A União Europeia (UE) oficializou a proibição da importação de carnes, tripas, peixe e mel produzidos no Brasil, que passará a valer a partir de 3 de setembro.
A decisão, anunciada inicialmente há quase um mês, poucos dias após a implementação provisória do acordo comercial entre Mercosul e UE, foi confirmada em documento publicado no Diário Oficial da UE em 5 de junho.
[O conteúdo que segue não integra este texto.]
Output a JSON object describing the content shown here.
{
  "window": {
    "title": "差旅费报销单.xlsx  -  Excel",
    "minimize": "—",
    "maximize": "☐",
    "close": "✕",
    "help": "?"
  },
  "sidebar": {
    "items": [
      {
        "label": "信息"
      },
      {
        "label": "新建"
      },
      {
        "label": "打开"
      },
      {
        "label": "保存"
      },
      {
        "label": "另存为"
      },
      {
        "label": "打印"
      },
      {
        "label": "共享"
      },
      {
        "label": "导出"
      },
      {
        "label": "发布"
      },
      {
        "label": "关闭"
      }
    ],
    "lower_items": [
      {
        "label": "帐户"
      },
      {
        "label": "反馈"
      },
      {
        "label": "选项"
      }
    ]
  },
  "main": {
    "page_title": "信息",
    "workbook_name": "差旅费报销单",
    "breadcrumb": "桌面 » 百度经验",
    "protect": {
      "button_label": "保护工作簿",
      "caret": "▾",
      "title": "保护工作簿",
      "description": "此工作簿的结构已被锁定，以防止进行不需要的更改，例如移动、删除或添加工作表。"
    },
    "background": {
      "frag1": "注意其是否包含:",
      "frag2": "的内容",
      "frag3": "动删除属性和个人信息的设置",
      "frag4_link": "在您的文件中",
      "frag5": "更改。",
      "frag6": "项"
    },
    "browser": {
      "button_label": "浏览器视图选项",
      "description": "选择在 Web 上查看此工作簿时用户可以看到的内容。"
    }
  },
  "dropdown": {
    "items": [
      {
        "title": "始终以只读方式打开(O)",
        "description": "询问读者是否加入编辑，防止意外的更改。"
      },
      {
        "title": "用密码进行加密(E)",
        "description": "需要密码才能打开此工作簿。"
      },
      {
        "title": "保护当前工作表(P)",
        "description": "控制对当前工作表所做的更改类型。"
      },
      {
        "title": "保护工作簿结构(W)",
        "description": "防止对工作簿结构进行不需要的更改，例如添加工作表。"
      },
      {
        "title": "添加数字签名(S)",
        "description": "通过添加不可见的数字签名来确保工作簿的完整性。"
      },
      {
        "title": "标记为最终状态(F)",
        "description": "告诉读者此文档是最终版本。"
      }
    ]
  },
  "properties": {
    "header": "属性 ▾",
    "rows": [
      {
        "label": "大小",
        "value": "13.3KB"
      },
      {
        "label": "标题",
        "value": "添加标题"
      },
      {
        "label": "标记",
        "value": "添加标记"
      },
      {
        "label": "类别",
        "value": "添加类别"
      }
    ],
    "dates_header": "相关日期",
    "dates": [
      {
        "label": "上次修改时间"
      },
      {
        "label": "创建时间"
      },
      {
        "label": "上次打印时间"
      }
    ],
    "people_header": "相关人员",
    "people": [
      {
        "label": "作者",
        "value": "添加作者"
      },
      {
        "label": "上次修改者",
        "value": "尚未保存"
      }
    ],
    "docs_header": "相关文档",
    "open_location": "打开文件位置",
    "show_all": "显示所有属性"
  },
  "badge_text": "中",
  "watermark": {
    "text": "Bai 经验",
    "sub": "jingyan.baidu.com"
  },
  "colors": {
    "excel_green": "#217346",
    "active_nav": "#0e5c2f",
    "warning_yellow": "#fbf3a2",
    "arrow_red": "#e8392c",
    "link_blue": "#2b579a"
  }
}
De acordo com a Comissão Europeia, o Brasil não conseguiu comprovar que seus produtores atendem a algumas exigências sanitárias do bloco, especialmente em relação à não utilização de medicamentos antimicrobianos ao longo de toda a cadeia produtiva para tratamento e prevenção de infecções animais.
Em abril, o governo brasileiro proibiu o uso de alguns antimicrobianos usados para estimular crescimento e produtividade animal, mas a UE considerou que ainda são necessárias garantias adicionais.
As normas europeias fazem parte da política One Health, focada na segurança alimentar e saúde pública, que combate o uso excessivo de antibióticos. Entre as substâncias restritas estão virginiamicina, avoparcina, tilosina, espiramicina, avilamicina e bacitracina.
A UE é um dos principais mercados para proteínas animais brasileiras, sendo a carne bovina um dos maiores produtos exportados em valor para o bloco.
A cautela europeia não implica que a carne brasileira esteja contaminada, mas está relacionada a questões regulatórias de rastreabilidade, certificação e comprovação documental do uso dos medicamentos.
Para retornar à lista de países autorizados, o Brasil deverá demonstrar total cumprimento das regras europeias durante todo o ciclo de vida dos animais exportados. Isso pode ser feito por meio de maior restrição legal aos medicamentos ou pela implementação de mecanismos rígidos de rastreabilidade que comprovem a ausência dos antimicrobianos proibidos.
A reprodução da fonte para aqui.